Pompeo spoke at a regional youth leadership program in the Thai capital of Bangkok during a wider meeting of Southeast Asian nations with world powers.
“Before the sanctions regime was put in place, there were 2.7-ish million barrels of oil a day being shipped by Iran to all around the world. The number for June and July, each of those two months, was less than a half a million barrels, could have been closer to zero than to half a million,” he said.
“The sanctions have been very effective, and we will enforce them everywhere,” he added. “We’ll enforce them against any company, any country, that continues to violate those sanctions."
According to Pompeo, “it is absolutely imperative” to deny Tehran “from having the wealth and resources to build a nuclear program that could threaten anyone in the world,” the secretary of state declared.”

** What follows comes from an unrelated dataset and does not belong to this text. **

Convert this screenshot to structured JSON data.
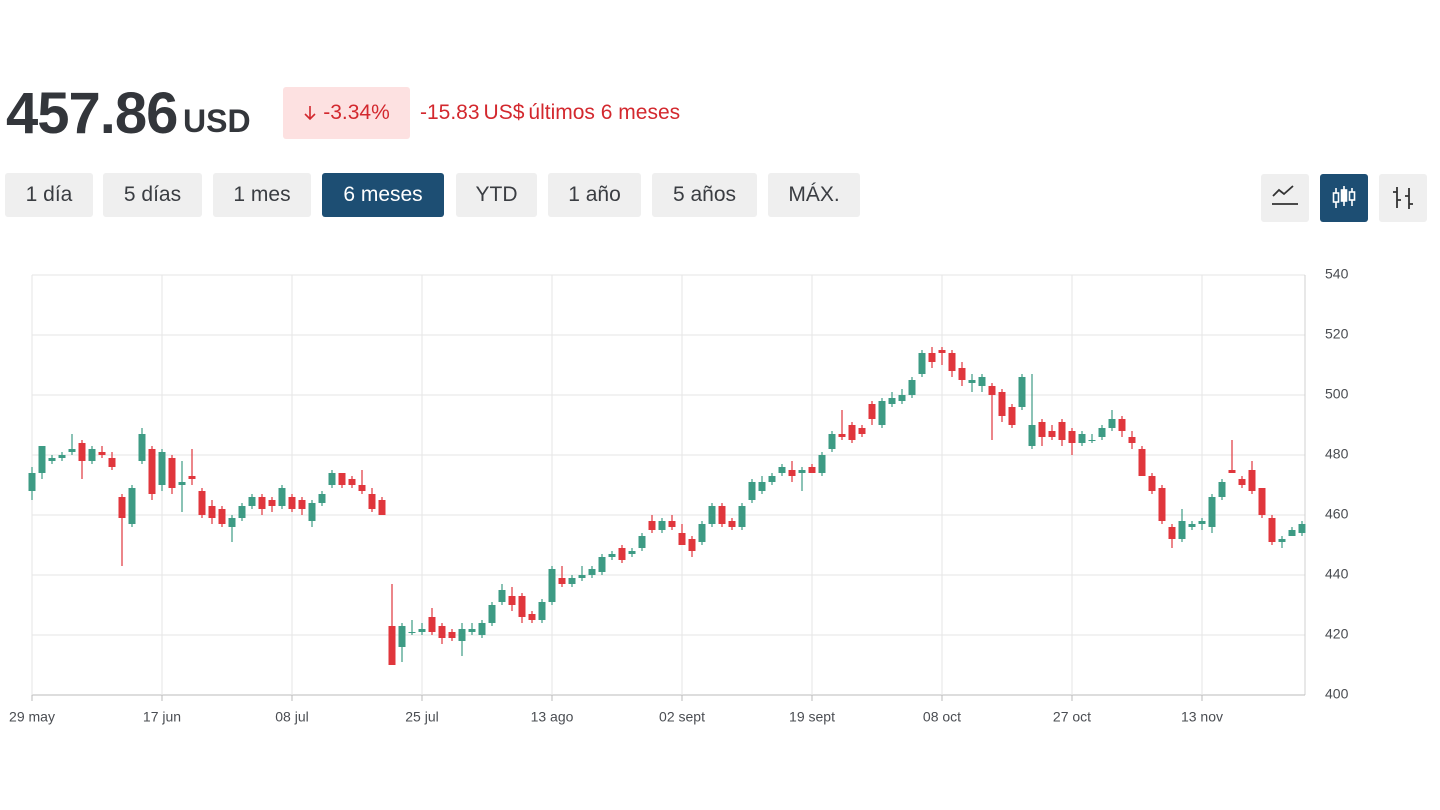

Pompeo is expected to head to Sydney on Sunday for talks with Australian Prime Minister Scott Morrison after Washington asked the country to take part in the alliance aimed at protecting maritime traffic in the Gulf.
Meanwhile, Japan's Mainichi newspaper, citing unidentified government sources, said Friday that Tokyo will not send warships to join the US-led maritime force to guard oil tankers in the Strait of Hormuz, fearing a military response from Iran, but it may send patrol aircraft.
But Japan may send warships independently to protect Japanese ships in the world’s most important oil artery, the newspaper said.